Handball-alarm in hamburg: hsv bangt um liga!

Die Hansestadt bebt! Der HSV Hamburg steht vor einer dramatischen Saison und die jüngsten Ergebnisse lassen wenig Hoffnung auf eine sorgenfreie Zukunft zu. Dirk Weitzmann, erfahrener Sportjournalist von BILD und BILD am Sonntag, analysiert die Lage und zeigt, wo die Probleme liegen – und ob es überhaupt noch eine Rettung gibt.

Die derby-niederlage und die angeschlagene moral

Die derby-niederlage und die angeschlagene moral

Das jüngste Nordderby gegen den THW Kiel endete in einer herben Enttäuschung für die Hamburger. Die rot-weißen Fans im vollgepackten Stadion sahen zu, wie ihre Mannschaft dem Erzrivalen unterlag.

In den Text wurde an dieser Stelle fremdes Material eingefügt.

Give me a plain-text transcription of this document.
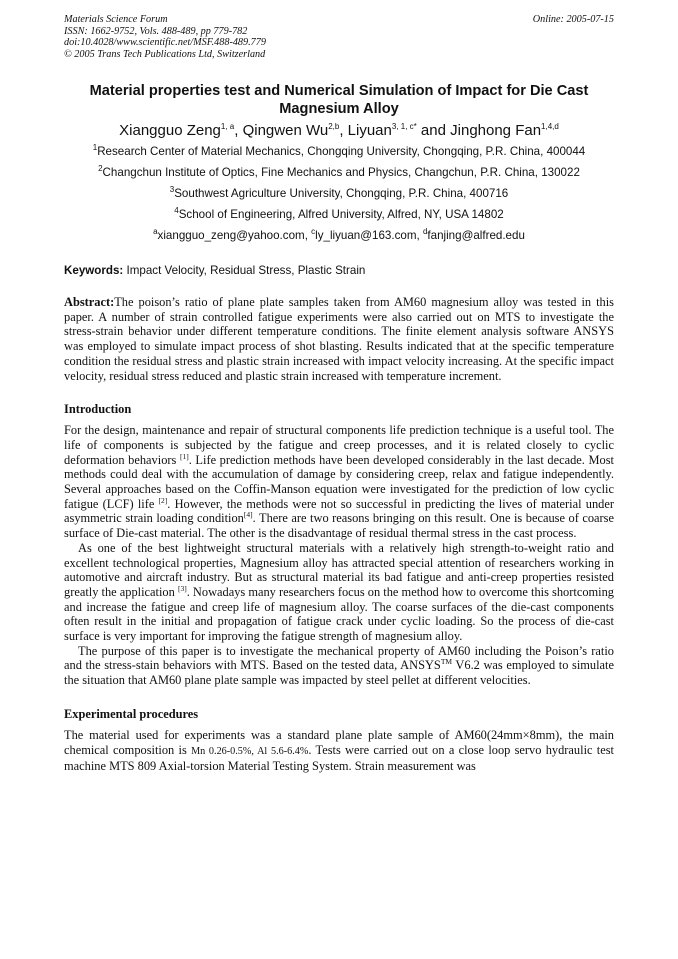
Materials Science Forum
ISSN: 1662-9752, Vols. 488-489, pp 779-782
doi:10.4028/www.scientific.net/MSF.488-489.779
© 2005 Trans Tech Publications Ltd, Switzerland
Online: 2005-07-15
Material properties test and Numerical Simulation of Impact for Die Cast Magnesium Alloy
Xiangguo Zeng$^{1, a}$, Qingwen Wu$^{2,b}$, Liyuan$^{3, 1, c*}$ and Jinghong Fan$^{1,4,d}$
$^1$Research Center of Material Mechanics, Chongqing University, Chongqing, P.R. China, 400044
$^2$Changchun Institute of Optics, Fine Mechanics and Physics, Changchun, P.R. China, 130022
$^3$Southwest Agriculture University, Chongqing, P.R. China, 400716
$^4$School of Engineering, Alfred University, Alfred, NY, USA 14802
$^a$xiangguo_zeng@yahoo.com, $^c$ly_liyuan@163.com, $^d$fanjing@alfred.edu
Keywords: Impact Velocity, Residual Stress, Plastic Strain
Abstract:The poison’s ratio of plane plate samples taken from AM60 magnesium alloy was tested in this paper. A number of strain controlled fatigue experiments were also carried out on MTS to investigate the stress-strain behavior under different temperature conditions. The finite element analysis software ANSYS was employed to simulate impact process of shot blasting. Results indicated that at the specific temperature condition the residual stress and plastic strain increased with impact velocity increasing. At the specific impact velocity, residual stress reduced and plastic strain increased with temperature increment.
Introduction

For the design, maintenance and repair of structural components life prediction technique is a useful tool. The life of components is subjected by the fatigue and creep processes, and it is related closely to cyclic deformation behaviors [1]. Life prediction methods have been developed considerably in the last decade. Most methods could deal with the accumulation of damage by considering creep, relax and fatigue independently. Several approaches based on the Coffin-Manson equation were investigated for the prediction of low cyclic fatigue (LCF) life [2]. However, the methods were not so successful in predicting the lives of material under asymmetric strain loading condition[4]. There are two reasons bringing on this result. One is because of coarse surface of Die-cast material. The other is the disadvantage of residual thermal stress in the cast process.

As one of the best lightweight structural materials with a relatively high strength-to-weight ratio and excellent technological properties, Magnesium alloy has attracted special attention of researchers working in automotive and aircraft industry. But as structural material its bad fatigue and anti-creep properties resisted greatly the application [3]. Nowadays many researchers focus on the method how to overcome this shortcoming and increase the fatigue and creep life of magnesium alloy. The coarse surfaces of the die-cast components often result in the initial and propagation of fatigue crack under cyclic loading. So the process of die-cast surface is very important for improving the fatigue strength of magnesium alloy.

The purpose of this paper is to investigate the mechanical property of AM60 including the Poison’s ratio and the stress-stain behaviors with MTS. Based on the tested data, ANSYS™ V6.2 was employed to simulate the situation that AM60 plane plate sample was impacted by steel pellet at different velocities.

Experimental procedures

The material used for experiments was a standard plane plate sample of AM60(24mm×8mm), the main chemical composition is Mn 0.26-0.5%, Al 5.6-6.4%. Tests were carried out on a close loop servo hydraulic test machine MTS 809 Axial-torsion Material Testing System. Strain measurement was
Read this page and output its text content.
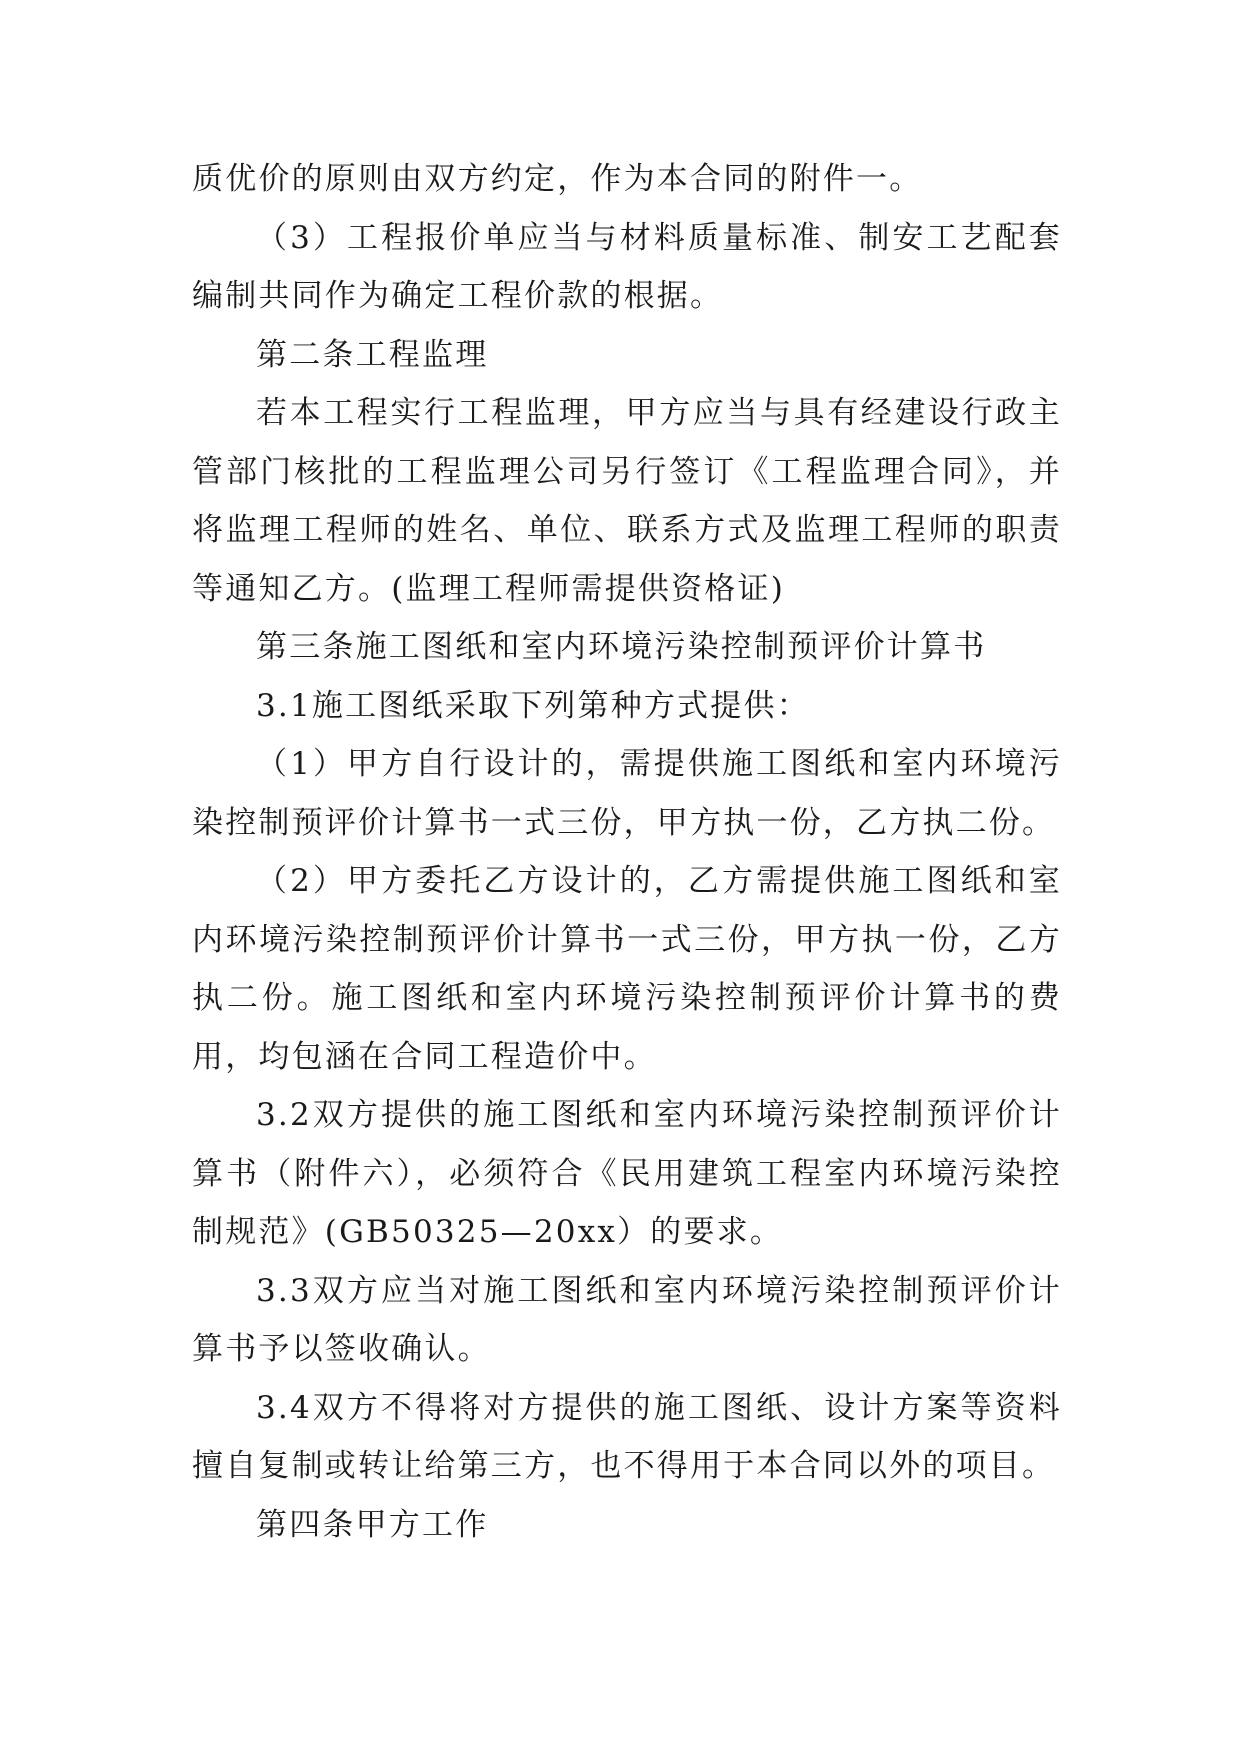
质优价的原则由双方约定，作为本合同的附件一。

（3）工程报价单应当与材料质量标准、制安工艺配套编制共同作为确定工程价款的根据。

第二条工程监理

若本工程实行工程监理，甲方应当与具有经建设行政主管部门核批的工程监理公司另行签订《工程监理合同》，并将监理工程师的姓名、单位、联系方式及监理工程师的职责等通知乙方。(监理工程师需提供资格证)

第三条施工图纸和室内环境污染控制预评价计算书

3.1施工图纸采取下列第种方式提供：

（1）甲方自行设计的，需提供施工图纸和室内环境污染控制预评价计算书一式三份，甲方执一份，乙方执二份。

（2）甲方委托乙方设计的，乙方需提供施工图纸和室内环境污染控制预评价计算书一式三份，甲方执一份，乙方执二份。施工图纸和室内环境污染控制预评价计算书的费用，均包涵在合同工程造价中。

3.2双方提供的施工图纸和室内环境污染控制预评价计算书（附件六），必须符合《民用建筑工程室内环境污染控制规范》(GB50325—20xx）的要求。

3.3双方应当对施工图纸和室内环境污染控制预评价计算书予以签收确认。

3.4双方不得将对方提供的施工图纸、设计方案等资料擅自复制或转让给第三方，也不得用于本合同以外的项目。

第四条甲方工作
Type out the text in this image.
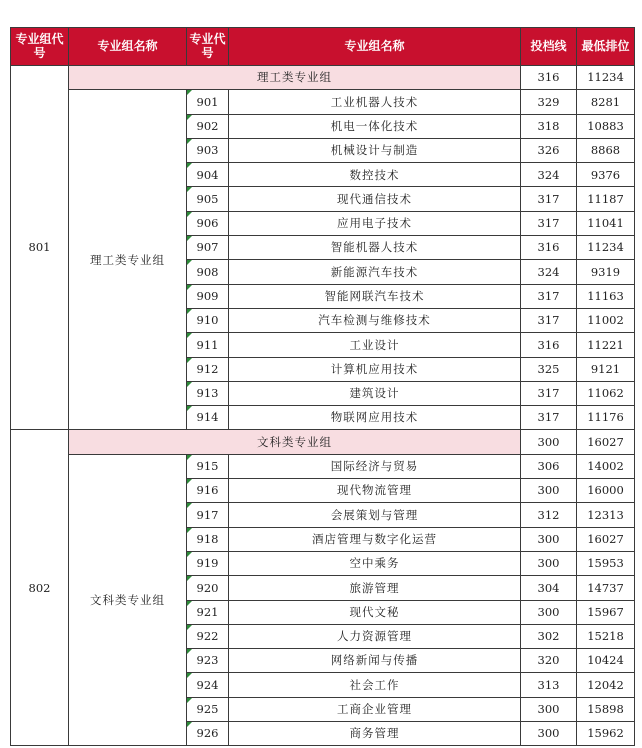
专业组代号	专业组名称	专业代号	专业组名称	投档线	最低排位
801	理工类专业组			316	11234
	理工类专业组	901	工业机器人技术	329	8281
		902	机电一体化技术	318	10883
		903	机械设计与制造	326	8868
		904	数控技术	324	9376
		905	现代通信技术	317	11187
		906	应用电子技术	317	11041
		907	智能机器人技术	316	11234
		908	新能源汽车技术	324	9319
		909	智能网联汽车技术	317	11163
		910	汽车检测与维修技术	317	11002
		911	工业设计	316	11221
		912	计算机应用技术	325	9121
		913	建筑设计	317	11062
		914	物联网应用技术	317	11176
802	文科类专业组			300	16027
	文科类专业组	915	国际经济与贸易	306	14002
		916	现代物流管理	300	16000
		917	会展策划与管理	312	12313
		918	酒店管理与数字化运营	300	16027
		919	空中乘务	300	15953
		920	旅游管理	304	14737
		921	现代文秘	300	15967
		922	人力资源管理	302	15218
		923	网络新闻与传播	320	10424
		924	社会工作	313	12042
		925	工商企业管理	300	15898
		926	商务管理	300	15962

Ein früher Platzverweis für den Kapitän tat sein Übriges, um die Stimmung im Team und auf der Tribüne zu trüben. Die Leistung war einfach nicht zufriedenstellend, und die Frage, ob die Mannschaft den Abstiegskampf meistern kann, wird immer lauter.

Weitzmann verweist auf die angespannten Verhältnisse im Verein: „Es gibt eine Unruhe, die man deutlich spürt. Die Spieler wirken verunsichert, und das wirkt sich auf das Spielfeld aus.“ Besonders die Neuzugänge, wie Jansen, müssen sich erst noch in das Team integrieren und ihr Potenzial abrufen.

Die Frage nach der Ablöse für Pytlick beschäftigt die Verantwortlichen. Zahlt Hanning die Rekord-Ablöse, oder wird versucht, einen Kompromiss zu finden? Diese Entscheidung könnte entscheidend für die finanzielle Stabilität des HSV sein.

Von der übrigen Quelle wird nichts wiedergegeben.